In Anwesenheit von Bundespraesident Richard von Weizsaecker Bundeskanzler Helmut Kohl dem bisherigen
In Anwesenheit von Bundespraesident Richard von Weizsaecker Bundeskanzler Helmut Kohl dem bisherigenimago/epd
  • Drucken

3. Oktober 1990. Vor 25 Jahren löste sich die DDR freiwillig auf und trat bedingungslos der Bundesrepublik bei. Das Unwahrscheinliche war Wirklichkeit geworden – unter den kommunistischen Kadern ging die Angst vor Strafe um.

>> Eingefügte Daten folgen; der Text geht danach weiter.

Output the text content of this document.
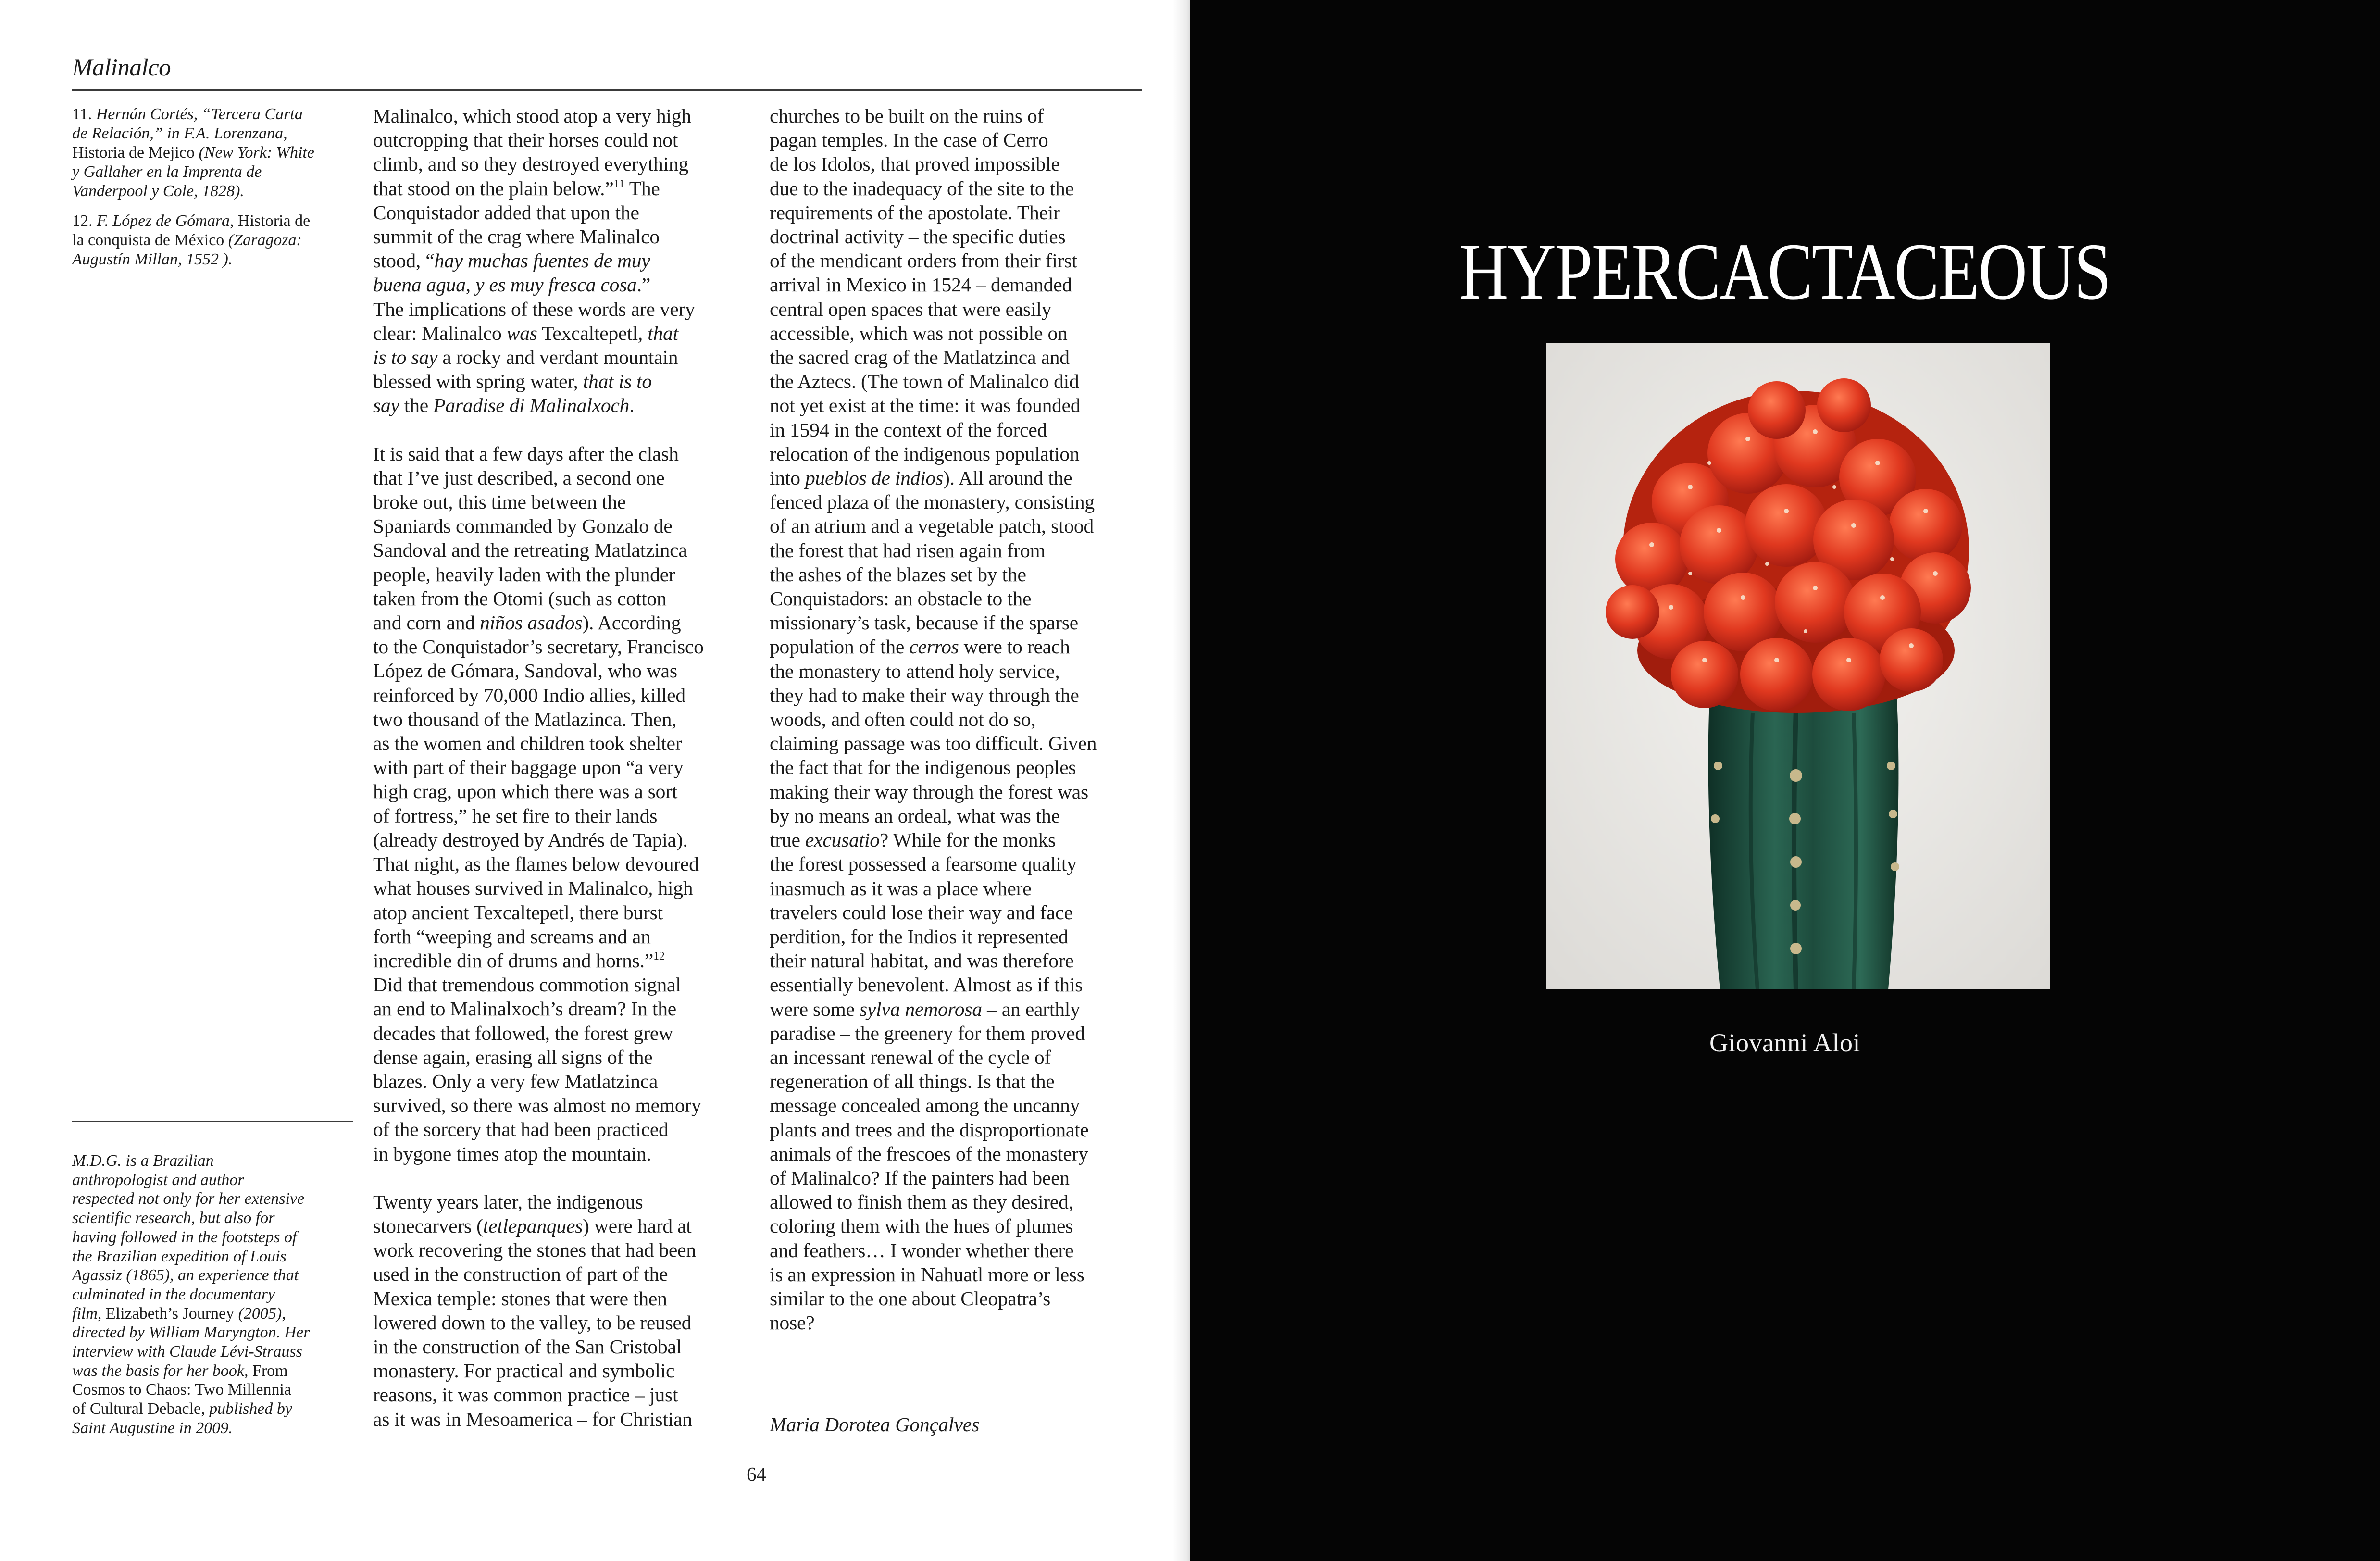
Malinalco
11. Hernán Cortés, “Tercera Carta
de Relación,” in F.A. Lorenzana,
Historia de Mejico (New York: White
y Gallaher en la Imprenta de
Vanderpool y Cole, 1828).
12. F. López de Gómara, Historia de
la conquista de México (Zaragoza:
Augustín Millan, 1552 ).

Malinalco, which stood atop a very high
outcropping that their horses could not
climb, and so they destroyed everything
that stood on the plain below.”$^{11}$ The
Conquistador added that upon the
summit of the crag where Malinalco
stood, “hay muchas fuentes de muy
buena agua, y es muy fresca cosa.”
The implications of these words are very
clear: Malinalco was Texcaltepetl, that
is to say a rocky and verdant mountain
blessed with spring water, that is to
say the Paradise di Malinalxoch.

It is said that a few days after the clash
that I’ve just described, a second one
broke out, this time between the
Spaniards commanded by Gonzalo de
Sandoval and the retreating Matlatzinca
people, heavily laden with the plunder
taken from the Otomi (such as cotton
and corn and niños asados). According
to the Conquistador’s secretary, Francisco
López de Gómara, Sandoval, who was
reinforced by 70,000 Indio allies, killed
two thousand of the Matlazinca. Then,
as the women and children took shelter
with part of their baggage upon “a very
high crag, upon which there was a sort
of fortress,” he set fire to their lands
(already destroyed by Andrés de Tapia).
That night, as the flames below devoured
what houses survived in Malinalco, high
atop ancient Texcaltepetl, there burst
forth “weeping and screams and an
incredible din of drums and horns.”$^{12}$
Did that tremendous commotion signal
an end to Malinalxoch’s dream? In the
decades that followed, the forest grew
dense again, erasing all signs of the
blazes. Only a very few Matlatzinca
survived, so there was almost no memory
of the sorcery that had been practiced
in bygone times atop the mountain.

Twenty years later, the indigenous
stonecarvers (tetlepanques) were hard at
work recovering the stones that had been
used in the construction of part of the
Mexica temple: stones that were then
lowered down to the valley, to be reused
in the construction of the San Cristobal
monastery. For practical and symbolic
reasons, it was common practice – just
as it was in Mesoamerica – for Christian

churches to be built on the ruins of
pagan temples. In the case of Cerro
de los Idolos, that proved impossible
due to the inadequacy of the site to the
requirements of the apostolate. Their
doctrinal activity – the specific duties
of the mendicant orders from their first
arrival in Mexico in 1524 – demanded
central open spaces that were easily
accessible, which was not possible on
the sacred crag of the Matlatzinca and
the Aztecs. (The town of Malinalco did
not yet exist at the time: it was founded
in 1594 in the context of the forced
relocation of the indigenous population
into pueblos de indios). All around the
fenced plaza of the monastery, consisting
of an atrium and a vegetable patch, stood
the forest that had risen again from
the ashes of the blazes set by the
Conquistadors: an obstacle to the
missionary’s task, because if the sparse
population of the cerros were to reach
the monastery to attend holy service,
they had to make their way through the
woods, and often could not do so,
claiming passage was too difficult. Given
the fact that for the indigenous peoples
making their way through the forest was
by no means an ordeal, what was the
true excusatio? While for the monks
the forest possessed a fearsome quality
inasmuch as it was a place where
travelers could lose their way and face
perdition, for the Indios it represented
their natural habitat, and was therefore
essentially benevolent. Almost as if this
were some sylva nemorosa – an earthly
paradise – the greenery for them proved
an incessant renewal of the cycle of
regeneration of all things. Is that the
message concealed among the uncanny
plants and trees and the disproportionate
animals of the frescoes of the monastery
of Malinalco? If the painters had been
allowed to finish them as they desired,
coloring them with the hues of plumes
and feathers… I wonder whether there
is an expression in Nahuatl more or less
similar to the one about Cleopatra’s
nose?

M.D.G. is a Brazilian
anthropologist and author
respected not only for her extensive
scientific research, but also for
having followed in the footsteps of
the Brazilian expedition of Louis
Agassiz (1865), an experience that
culminated in the documentary
film, Elizabeth’s Journey (2005),
directed by William Maryngton. Her
interview with Claude Lévi-Strauss
was the basis for her book, From
Cosmos to Chaos: Two Millennia
of Cultural Debacle, published by
Saint Augustine in 2009.	Maria Dorotea Gonçalves
64
HYPERCACTACEOUS
Giovanni Aloi
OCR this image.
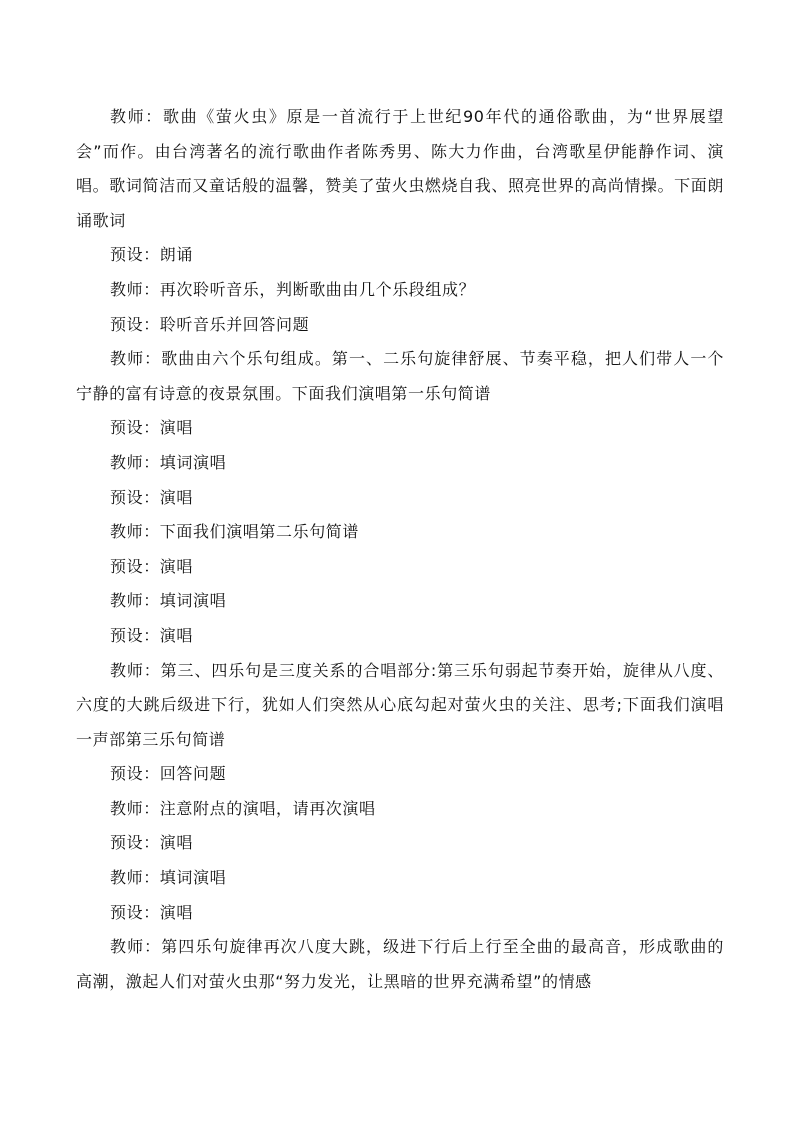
教师：歌曲《萤火虫》原是一首流行于上世纪90年代的通俗歌曲，为“世界展望会”而作。由台湾著名的流行歌曲作者陈秀男、陈大力作曲，台湾歌星伊能静作词、演唱。歌词简洁而又童话般的温馨，赞美了萤火虫燃烧自我、照亮世界的高尚情操。下面朗诵歌词

预设：朗诵

教师：再次聆听音乐，判断歌曲由几个乐段组成？

预设：聆听音乐并回答问题

教师：歌曲由六个乐句组成。第一、二乐句旋律舒展、节奏平稳，把人们带人一个宁静的富有诗意的夜景氛围。下面我们演唱第一乐句简谱

预设：演唱

教师：填词演唱

预设：演唱

教师：下面我们演唱第二乐句简谱

预设：演唱

教师：填词演唱

预设：演唱

教师：第三、四乐句是三度关系的合唱部分:第三乐句弱起节奏开始，旋律从八度、六度的大跳后级进下行，犹如人们突然从心底勾起对萤火虫的关注、思考;下面我们演唱一声部第三乐句简谱

预设：回答问题

教师：注意附点的演唱，请再次演唱

预设：演唱

教师：填词演唱

预设：演唱

教师：第四乐句旋律再次八度大跳，级进下行后上行至全曲的最高音，形成歌曲的高潮，激起人们对萤火虫那“努力发光，让黑暗的世界充满希望”的情感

Fast auf den Tag genau 41 Jahre nach ihrer Gründung hat sich die Deutsche Demokratische Republik am Mittwoch, dem 3. Oktober 1990, um null Uhr als eigenständiger Staat aufgelöst und ist damit zum Teil der Bundesrepublik Deutschland geworden“, jubelte „Die Welt“. Die historische Wende, die mit dem Fall der Berliner Sperrmauer am 9. November 1989 begonnen hatte, war nun vollendet, Deutschland wiedervereinigt, wenngleich auf jene Gebiete, die jenseits von Oder und Neiße liegen und heute zu Polen gehören, verzichtet wurde. Es waren elf Monate unbeschreiblicher Spannung, die Europa in Atem hielt. Wir Journalisten hatten dieser Dynamik sprachlos zugesehen. Wir sind ihr hinterhergelaufen, so gut wir es vermochten.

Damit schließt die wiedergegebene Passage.